I am well acquainted with starting new chapters in new cities. When I was 20 I represented Australia on a pan-Commonwealth volunteer program in Nova Scotia, Canada and Jamaica. I followed that by moving to Vancouver because put simply, I could. I have started new chapters in London not once but twice, and called Japan home after effectively flipping a coin with my brother.

But this time it feels different. I am a nudge older, oh so much wiser and most definitely more considered in my decisions. I feel like I have left the flippant whimsical 20s and moved into the more measured and conscientious 30s. Unlike before, I am having to accommodate a broader spectrum of emotions that I didn’t really think existed in me. Of course there is the usual abundance of excitement and enthusiasm, but accompanying this adventure is a fresh set of anxieties. Ones I haven’t really experienced before. Perhaps it comes with being more appreciative of the investment and magnitude this opportunity brings – for me, GSK and AMREF.

My anxieties harbour in the unexpected and if I am honest, very sobering self-doubt. All of it made ten times more intense because the only time I am afforded the chance to give it much thought, is at night.

Under the cloak of darkness the small things become colossal; the need to add to my checklist of ‘to dos before I leave’ gets stronger; my assessment of myself, my ambitions and what lies ahead of me becomes harsher and; I catch myself over-focussing on the ‘what ifs’:

What if I can’t I deliver what they need?
What if I have nothing to show at the end of six months?
What if I don’t develop or grow in the way I had hoped?
What if I don’t like the job? Or worse, they don’t like me?
What if there is another Westgate shopping mall attack and I am in it?
What if my job changes while I am away?
What if GSK realises I’m not worthy?

In the stillness of the night the ‘what ifs’ are loud. They rattle in my head like a broken musical box and disturb me from sleep. Come daybreak, they go. I find my pragmatism and confidence and manage to refocus my thoughts. When I get to the office, I check my email and usually find one or two PULSE related messages. It’s all I need to get me back on the whimsical wagon of adventure.

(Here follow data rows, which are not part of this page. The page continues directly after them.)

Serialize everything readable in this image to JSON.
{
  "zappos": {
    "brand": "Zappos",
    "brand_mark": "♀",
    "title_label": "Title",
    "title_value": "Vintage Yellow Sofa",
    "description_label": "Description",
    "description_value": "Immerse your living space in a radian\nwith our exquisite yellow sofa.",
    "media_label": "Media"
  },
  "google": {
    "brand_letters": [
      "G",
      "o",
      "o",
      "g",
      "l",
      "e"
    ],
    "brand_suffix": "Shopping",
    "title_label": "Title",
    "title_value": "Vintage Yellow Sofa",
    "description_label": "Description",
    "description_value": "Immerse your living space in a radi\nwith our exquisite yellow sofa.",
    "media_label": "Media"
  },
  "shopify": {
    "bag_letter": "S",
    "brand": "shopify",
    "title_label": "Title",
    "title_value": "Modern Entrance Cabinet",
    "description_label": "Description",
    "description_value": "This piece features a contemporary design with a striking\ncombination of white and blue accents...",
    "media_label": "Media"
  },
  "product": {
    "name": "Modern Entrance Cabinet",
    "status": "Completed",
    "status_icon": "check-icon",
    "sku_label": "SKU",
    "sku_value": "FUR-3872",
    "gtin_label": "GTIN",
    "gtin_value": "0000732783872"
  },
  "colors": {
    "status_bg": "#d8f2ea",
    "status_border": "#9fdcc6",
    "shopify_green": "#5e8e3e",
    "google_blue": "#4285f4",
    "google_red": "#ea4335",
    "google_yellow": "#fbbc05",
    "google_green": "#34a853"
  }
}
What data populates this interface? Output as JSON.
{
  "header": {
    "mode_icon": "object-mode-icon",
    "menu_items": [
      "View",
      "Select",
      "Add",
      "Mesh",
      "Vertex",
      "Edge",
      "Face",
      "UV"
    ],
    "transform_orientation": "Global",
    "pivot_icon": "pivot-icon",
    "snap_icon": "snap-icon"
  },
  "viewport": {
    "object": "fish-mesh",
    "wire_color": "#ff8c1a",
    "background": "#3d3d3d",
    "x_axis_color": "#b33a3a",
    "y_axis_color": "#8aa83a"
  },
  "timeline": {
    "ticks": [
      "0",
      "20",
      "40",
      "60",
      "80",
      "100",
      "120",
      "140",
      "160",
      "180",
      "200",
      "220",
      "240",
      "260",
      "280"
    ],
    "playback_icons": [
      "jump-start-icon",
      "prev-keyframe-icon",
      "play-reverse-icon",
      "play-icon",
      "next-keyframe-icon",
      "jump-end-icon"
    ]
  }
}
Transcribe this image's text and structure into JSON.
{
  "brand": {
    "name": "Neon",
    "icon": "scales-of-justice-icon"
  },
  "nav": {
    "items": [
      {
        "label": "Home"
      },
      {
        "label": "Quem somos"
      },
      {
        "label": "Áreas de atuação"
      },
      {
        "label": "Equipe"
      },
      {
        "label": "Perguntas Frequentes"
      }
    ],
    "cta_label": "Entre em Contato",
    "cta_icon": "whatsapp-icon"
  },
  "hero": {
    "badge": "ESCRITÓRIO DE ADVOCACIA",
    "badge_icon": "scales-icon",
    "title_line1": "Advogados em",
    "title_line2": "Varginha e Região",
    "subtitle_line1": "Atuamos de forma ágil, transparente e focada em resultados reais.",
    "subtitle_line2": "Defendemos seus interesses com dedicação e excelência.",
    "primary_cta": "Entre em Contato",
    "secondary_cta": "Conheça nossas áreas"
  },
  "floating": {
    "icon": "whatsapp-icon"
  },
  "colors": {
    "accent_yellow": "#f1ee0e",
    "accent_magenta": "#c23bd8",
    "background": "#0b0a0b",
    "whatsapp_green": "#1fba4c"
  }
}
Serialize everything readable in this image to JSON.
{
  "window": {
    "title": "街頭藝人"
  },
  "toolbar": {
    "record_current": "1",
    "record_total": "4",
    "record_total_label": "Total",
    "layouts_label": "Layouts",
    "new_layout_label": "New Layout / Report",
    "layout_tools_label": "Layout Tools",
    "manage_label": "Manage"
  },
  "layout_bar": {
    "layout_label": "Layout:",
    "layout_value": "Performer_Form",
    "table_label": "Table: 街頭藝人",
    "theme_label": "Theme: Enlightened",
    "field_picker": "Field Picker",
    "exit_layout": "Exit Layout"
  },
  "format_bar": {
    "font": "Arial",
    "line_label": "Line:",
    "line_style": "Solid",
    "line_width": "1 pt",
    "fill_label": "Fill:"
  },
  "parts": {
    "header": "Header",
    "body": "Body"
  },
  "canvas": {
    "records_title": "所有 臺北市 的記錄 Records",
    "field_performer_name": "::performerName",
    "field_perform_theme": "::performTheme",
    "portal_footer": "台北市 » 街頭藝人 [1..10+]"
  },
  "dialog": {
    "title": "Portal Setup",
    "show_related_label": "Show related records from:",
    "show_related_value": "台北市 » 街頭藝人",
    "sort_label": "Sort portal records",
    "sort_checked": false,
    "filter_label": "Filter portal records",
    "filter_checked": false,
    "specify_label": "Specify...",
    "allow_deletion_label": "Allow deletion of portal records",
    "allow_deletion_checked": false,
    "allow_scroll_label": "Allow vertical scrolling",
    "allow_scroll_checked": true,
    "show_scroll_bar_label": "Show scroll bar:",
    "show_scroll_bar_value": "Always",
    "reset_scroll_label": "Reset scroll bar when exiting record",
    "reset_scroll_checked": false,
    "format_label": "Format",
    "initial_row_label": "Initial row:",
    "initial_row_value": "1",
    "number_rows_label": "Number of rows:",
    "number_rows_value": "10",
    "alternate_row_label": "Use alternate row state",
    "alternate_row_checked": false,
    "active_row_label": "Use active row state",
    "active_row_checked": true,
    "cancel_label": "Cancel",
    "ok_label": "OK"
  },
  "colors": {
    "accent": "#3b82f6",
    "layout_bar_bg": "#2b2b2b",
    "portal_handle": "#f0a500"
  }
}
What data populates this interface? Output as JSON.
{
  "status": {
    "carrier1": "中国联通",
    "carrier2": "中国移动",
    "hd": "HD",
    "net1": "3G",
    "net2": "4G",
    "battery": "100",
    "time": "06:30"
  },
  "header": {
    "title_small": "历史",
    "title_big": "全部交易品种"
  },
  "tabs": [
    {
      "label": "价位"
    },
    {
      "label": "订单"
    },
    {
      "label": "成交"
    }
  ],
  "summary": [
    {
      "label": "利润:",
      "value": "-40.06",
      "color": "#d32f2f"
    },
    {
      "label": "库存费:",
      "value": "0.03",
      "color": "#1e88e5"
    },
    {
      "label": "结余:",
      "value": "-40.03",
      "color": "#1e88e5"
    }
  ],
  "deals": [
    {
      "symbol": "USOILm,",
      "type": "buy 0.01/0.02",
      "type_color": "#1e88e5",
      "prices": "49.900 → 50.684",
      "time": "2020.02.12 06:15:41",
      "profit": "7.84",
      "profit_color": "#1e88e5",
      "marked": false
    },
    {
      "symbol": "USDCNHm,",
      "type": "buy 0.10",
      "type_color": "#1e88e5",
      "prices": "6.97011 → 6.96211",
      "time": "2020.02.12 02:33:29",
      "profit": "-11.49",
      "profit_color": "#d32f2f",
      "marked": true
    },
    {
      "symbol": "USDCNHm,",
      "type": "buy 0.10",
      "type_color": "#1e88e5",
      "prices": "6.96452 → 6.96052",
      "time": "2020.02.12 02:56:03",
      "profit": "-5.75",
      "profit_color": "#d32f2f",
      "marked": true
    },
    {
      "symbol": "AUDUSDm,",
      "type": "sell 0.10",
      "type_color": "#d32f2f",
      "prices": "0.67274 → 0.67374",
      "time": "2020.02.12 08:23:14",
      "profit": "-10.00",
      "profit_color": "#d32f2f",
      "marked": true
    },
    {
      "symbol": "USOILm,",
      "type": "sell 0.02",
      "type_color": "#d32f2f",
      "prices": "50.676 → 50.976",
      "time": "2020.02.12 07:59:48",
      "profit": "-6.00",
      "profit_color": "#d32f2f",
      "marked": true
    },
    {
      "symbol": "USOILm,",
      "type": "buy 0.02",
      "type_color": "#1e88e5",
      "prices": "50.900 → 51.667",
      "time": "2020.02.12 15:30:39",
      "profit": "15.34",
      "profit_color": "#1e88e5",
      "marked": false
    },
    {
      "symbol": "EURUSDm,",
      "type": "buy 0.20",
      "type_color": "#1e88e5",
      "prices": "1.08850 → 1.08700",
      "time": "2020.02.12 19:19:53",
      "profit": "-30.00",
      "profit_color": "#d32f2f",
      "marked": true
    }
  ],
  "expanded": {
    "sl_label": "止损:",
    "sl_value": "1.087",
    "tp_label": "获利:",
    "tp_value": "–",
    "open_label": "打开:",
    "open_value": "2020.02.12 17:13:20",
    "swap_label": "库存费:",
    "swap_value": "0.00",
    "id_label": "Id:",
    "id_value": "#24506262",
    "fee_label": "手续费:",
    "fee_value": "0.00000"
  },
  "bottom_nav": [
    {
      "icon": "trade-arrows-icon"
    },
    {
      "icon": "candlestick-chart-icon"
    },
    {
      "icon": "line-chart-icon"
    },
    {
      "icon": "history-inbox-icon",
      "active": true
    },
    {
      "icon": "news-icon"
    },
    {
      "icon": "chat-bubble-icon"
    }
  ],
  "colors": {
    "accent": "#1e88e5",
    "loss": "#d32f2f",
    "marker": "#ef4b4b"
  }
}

Unlike my previous adventures, which I tackled with a sense of independence and gusto, I seem to have made an about turn in my approach to this opportunity. Gone are the days I try to tackle things by myself just to prove I can. I now see myself being quietly frank about needing, wanting and willingly accepting support – however and from whomever it comes. Where I have in the past shaken off advice, I now seek it. Where I once politely dismissed offers of support, I now thrive on them.

Like cheering bystanders in a marathon, the small words of encouragement and acknowledgment in the corridor have suddenly come to have immense meaning for me. Receiving emails from past volunteers and calls from friends and colleagues, no matter how brief, are to my surprise incredibly motivating.

Thank you to everyone who has taken an interest, asked questions or wished me luck – they may have been fleeting comments but they have stayed with me and I will replay them in the stillness of the night when the ‘what ifs’ start singing.

So this, my friends, is my beginning – full of the change and challenge I was craving and with all the flavours of adventure and opportunity I could wish for. I may not be Carrie Bradshaw and I may not ever find the moment I am compelled to write but I will do my best to bring you with me. I hope you stick around for the ride.